Session 6: Breakout room 2: Model evaluation, testing framework

This topic contains discussions, questions and thoughts for Session 6: Breakout room 2: Model evolution, testing framework
Time: 11:15 am - 12:45 pm (Arnold/Gab)

Model Evaluation/Testing breakout
@rbeucher, Emma, Ulrike, @csu, @LisaAlexander, @gab, Helen, Shayne, Arnold, @kdruken

Gab: ESMVal tool would be a really good thing to support especially for cmip7

Romain: We’re working with Arnold and tried this on cmip5 last week. I talked with Met Office and there’s work to make this the flagship tool for evaluation. Think it’s in our interest to work with them and the broader community. Very aware of the issues - main one from feedback here in Australia is expecting cmorised data and issues around there.

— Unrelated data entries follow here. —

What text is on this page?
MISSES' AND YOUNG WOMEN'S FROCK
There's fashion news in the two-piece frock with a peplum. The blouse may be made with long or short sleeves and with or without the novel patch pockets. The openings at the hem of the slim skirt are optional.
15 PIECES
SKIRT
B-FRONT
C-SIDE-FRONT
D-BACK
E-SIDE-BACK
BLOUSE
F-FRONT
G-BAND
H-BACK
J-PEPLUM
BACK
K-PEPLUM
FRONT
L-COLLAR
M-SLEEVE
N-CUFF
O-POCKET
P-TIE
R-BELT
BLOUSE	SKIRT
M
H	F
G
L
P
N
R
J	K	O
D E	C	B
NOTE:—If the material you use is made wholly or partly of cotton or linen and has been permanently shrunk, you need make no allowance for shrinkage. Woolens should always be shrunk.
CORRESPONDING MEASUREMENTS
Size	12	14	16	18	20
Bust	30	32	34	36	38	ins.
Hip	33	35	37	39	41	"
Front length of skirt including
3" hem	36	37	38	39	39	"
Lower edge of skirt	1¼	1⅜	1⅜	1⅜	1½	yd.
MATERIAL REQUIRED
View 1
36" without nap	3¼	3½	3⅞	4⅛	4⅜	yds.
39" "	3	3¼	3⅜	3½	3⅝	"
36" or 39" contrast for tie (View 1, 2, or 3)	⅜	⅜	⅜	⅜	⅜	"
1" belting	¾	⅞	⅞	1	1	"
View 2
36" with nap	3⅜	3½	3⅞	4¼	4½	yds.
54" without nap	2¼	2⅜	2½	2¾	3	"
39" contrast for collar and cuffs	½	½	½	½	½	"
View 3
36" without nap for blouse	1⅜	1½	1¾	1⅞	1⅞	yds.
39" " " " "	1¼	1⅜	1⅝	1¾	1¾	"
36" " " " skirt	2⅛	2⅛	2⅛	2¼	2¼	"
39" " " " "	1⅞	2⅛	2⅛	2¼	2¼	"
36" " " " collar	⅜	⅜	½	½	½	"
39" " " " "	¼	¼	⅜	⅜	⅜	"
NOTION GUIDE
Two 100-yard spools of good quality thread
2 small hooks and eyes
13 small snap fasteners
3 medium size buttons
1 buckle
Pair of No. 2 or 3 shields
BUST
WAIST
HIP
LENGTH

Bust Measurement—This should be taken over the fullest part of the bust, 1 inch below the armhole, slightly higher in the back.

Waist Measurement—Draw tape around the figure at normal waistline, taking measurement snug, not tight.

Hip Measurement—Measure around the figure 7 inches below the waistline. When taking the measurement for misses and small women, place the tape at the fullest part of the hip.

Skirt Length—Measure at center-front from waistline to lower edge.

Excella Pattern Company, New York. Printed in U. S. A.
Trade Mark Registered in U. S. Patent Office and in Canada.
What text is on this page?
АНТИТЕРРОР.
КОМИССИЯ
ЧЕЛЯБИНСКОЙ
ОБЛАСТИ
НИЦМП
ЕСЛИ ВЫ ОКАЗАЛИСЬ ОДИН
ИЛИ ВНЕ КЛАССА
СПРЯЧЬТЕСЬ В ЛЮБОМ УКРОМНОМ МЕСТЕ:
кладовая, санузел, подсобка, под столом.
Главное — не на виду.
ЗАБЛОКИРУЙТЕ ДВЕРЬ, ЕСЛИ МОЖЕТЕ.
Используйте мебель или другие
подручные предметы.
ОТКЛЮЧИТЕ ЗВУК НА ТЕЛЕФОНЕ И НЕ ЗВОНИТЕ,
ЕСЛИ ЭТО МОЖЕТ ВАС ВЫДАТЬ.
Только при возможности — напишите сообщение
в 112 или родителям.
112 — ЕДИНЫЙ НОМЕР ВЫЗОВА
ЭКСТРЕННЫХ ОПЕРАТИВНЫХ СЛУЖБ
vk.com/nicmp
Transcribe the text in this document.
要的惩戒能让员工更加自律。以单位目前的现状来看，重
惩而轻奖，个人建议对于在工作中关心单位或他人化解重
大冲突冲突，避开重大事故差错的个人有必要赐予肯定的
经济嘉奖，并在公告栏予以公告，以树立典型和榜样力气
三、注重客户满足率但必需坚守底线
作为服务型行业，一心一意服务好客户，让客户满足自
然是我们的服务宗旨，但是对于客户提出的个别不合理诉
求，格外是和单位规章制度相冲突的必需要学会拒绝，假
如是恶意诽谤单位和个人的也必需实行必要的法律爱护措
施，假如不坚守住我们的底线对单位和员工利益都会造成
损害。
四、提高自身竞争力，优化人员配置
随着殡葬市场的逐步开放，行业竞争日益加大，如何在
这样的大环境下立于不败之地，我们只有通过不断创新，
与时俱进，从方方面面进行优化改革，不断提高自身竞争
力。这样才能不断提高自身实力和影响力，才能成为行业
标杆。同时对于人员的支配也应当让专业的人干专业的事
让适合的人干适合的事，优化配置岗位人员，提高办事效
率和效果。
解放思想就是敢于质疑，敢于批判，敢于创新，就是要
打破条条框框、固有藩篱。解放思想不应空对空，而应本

Gab: is this more on the access output side more than the observational side?

Romain: don’t have a clear answer

Gab: Can you take iLamb datasets straight across but quite a lot in iLamb.

Romain: Haven’t tried with ESMVal yet. Good point, should try that.

Shayne: question, have output and put it into ESMVal tool. How do you define the ‘better’ model?

Gab: you can incorporate the different models as weights, if you get a collection of red flags that helps highlight possible issues.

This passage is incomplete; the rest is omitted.